The hard work that BLSA and others have put into driving the reform agenda and working with government to solve the country's persistent structural constraints cannot be held hostage to "political surprises", Mavuso says.

There has been a lot of work done over the past few years to restore the criminal justice system in particular – work that is far from complete – and South Africa needs the political system at large to affirm how important this is.

"We need to continue the programme of rebuilding the capable State, professionalising the civil service to ensure it can deliver efficient services to our people," she emphasises.

Over the past few days, there has been understandable contestation within the ANC as it has digested the report from the Section 89 panel convened to Parliament into the Phala Phala matter.

"Many of us were left with the impression that the country was being put second as factions took to social media to opine on the report and its impact.

"There should be no dispute that it is important to reassure the country that good governance is not at risk. Whoever is in leadership, the commitment to rebuilding the criminal justice system must be unwavering," Mavuso says.

The reforms needed to fix the key challenges facing South Africa's economy, including the restructuring of the electricity sector and the logistics system, must be publicly reaffirmed, she adds.

"The important Operation Vulindlela programme must be given clear political support and its work championed.

"These are not political questions. Operation Vulindlela has been tasked with implementing agreed policy and working on solving blockages to do so. The country cannot undermine that progress and risk new blockages," she notes.

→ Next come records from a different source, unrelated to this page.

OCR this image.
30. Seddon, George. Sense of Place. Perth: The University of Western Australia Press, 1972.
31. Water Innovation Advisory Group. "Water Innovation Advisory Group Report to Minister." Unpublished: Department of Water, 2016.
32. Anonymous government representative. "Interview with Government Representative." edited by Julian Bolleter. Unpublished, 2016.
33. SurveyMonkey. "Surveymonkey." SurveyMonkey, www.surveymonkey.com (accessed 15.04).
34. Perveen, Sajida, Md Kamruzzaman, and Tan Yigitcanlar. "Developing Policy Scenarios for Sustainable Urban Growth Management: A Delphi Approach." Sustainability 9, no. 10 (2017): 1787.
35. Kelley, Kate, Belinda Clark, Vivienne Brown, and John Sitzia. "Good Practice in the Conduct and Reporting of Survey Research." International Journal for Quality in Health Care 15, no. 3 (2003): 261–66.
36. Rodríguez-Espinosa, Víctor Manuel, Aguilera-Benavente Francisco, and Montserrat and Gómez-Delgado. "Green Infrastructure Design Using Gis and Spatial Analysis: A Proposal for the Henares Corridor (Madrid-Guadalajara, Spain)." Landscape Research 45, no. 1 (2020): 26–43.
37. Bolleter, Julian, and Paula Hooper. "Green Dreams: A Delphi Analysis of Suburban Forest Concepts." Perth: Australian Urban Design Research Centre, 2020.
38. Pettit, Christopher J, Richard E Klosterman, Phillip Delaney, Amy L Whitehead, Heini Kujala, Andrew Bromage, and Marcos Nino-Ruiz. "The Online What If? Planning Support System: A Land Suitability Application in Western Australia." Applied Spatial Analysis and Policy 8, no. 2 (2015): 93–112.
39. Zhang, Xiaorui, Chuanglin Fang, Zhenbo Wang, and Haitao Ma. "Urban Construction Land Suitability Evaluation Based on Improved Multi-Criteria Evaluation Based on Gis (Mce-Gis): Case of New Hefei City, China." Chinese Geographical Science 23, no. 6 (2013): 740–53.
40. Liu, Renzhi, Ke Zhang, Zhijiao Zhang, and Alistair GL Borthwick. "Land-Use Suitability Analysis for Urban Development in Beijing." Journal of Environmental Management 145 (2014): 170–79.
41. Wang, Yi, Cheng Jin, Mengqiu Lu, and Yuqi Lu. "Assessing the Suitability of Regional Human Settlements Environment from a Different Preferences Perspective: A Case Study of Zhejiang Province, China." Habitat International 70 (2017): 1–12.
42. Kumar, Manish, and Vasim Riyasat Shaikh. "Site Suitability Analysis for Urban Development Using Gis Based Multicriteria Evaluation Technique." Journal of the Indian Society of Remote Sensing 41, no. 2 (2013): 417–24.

"The report was an opportunity for our political leaders to double down on their commitment to the institutions of our country. The response to the report should have been that the established processes will follow, with the appropriate institutions empowered to do their work to assess the evidence and take further action as required by law.

"Above all, there should have been affirmation that the reform agenda will be unaffected and that, if there is a change in leadership, it should be managed appropriately to ensure the work of government will continue as is," she adds.

Mavuso states that South Africa must keep its eyes on the prize and must stick with the programme of reform to deliver economic growth and development. The country needs clear communications from all political leaders to signal their unwavering commitment to that objective so that confidence is not undermined.

"The message from business leadership is: give us certainty and ensure a clear and orderly process will follow from here, one that will build rather than risk the institutions of state," Mavuso says.